I am trying to use GridSearchCV to optimize a pipeline that does feature selection in the beginning and classification using KNN at the end. I have fitted the model using my data set but when I see the best parameters found by GridSearchCV, it only gives the best parameters for SelectKBest. I have no idea why it doesn't show the best parameters for KNN.
Here is my code.
Addition of KNN and SelectKbest
classifier = KNeighborsClassifier()
parameters = {"classify__n_neighbors": list(range(5,15)),
"classify__p":[1,2]}
sel = SelectKBest(f_classif)
param={'kbest__k': [10, 20 ,30 ,40 ,50]}
GridsearchCV with pipeline and parameter grid
model = GridSearchCV(Pipeline([('kbest',sel),('classify', classifier)]),
param_grid=[param,parameters], cv=10)
fitting the model
model.fit(X_new, y)
the result
print(model.best_params_)
{'kbest__k': 40}
CodePudding user response:
That's an incorrect way of merging dicts I believe.

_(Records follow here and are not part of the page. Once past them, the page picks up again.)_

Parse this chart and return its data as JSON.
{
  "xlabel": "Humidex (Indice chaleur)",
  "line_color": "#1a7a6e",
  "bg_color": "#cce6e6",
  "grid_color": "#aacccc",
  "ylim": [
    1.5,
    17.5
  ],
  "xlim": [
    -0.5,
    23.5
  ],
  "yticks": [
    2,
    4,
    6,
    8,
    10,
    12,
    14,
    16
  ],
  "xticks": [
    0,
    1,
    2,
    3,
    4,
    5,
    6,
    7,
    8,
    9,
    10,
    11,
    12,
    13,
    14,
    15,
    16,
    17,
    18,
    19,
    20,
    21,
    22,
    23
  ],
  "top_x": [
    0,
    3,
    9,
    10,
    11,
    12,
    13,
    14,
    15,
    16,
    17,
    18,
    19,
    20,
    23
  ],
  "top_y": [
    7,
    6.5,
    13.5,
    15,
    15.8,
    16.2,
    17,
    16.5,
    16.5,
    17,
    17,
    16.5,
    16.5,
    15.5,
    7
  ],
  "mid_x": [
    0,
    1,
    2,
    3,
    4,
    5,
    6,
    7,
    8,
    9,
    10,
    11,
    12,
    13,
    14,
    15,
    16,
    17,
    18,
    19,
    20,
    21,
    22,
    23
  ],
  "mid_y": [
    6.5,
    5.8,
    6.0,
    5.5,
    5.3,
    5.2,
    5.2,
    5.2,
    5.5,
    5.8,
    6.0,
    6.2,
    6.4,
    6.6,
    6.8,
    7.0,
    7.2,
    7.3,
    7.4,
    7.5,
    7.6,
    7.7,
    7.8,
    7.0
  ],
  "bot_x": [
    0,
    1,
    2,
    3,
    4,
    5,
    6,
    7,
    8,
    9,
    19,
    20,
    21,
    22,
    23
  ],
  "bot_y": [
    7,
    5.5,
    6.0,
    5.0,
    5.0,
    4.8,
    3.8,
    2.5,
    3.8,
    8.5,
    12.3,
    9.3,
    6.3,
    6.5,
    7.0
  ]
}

Try
param_grid={**param,**parameters}
or (Python 3.9 )
param_grid=param|parameters
CodePudding user response:
When param_grid
is a list, the disjoint union of the grids generated by each dictionary in the list is explored. So your search is over (1) the default k=10
selected features and every combination of classifier parameters, and separately (2) the default classifier parameters and each value of k
. That the best parameters just show k=40
means that having more features, even with default classifier, performed best. You can check your cv_results_
to verify.
As dx2-66 answers, merging the dictionaries will generate the full grid you probably are after. You could also just define a single dictionary from the start.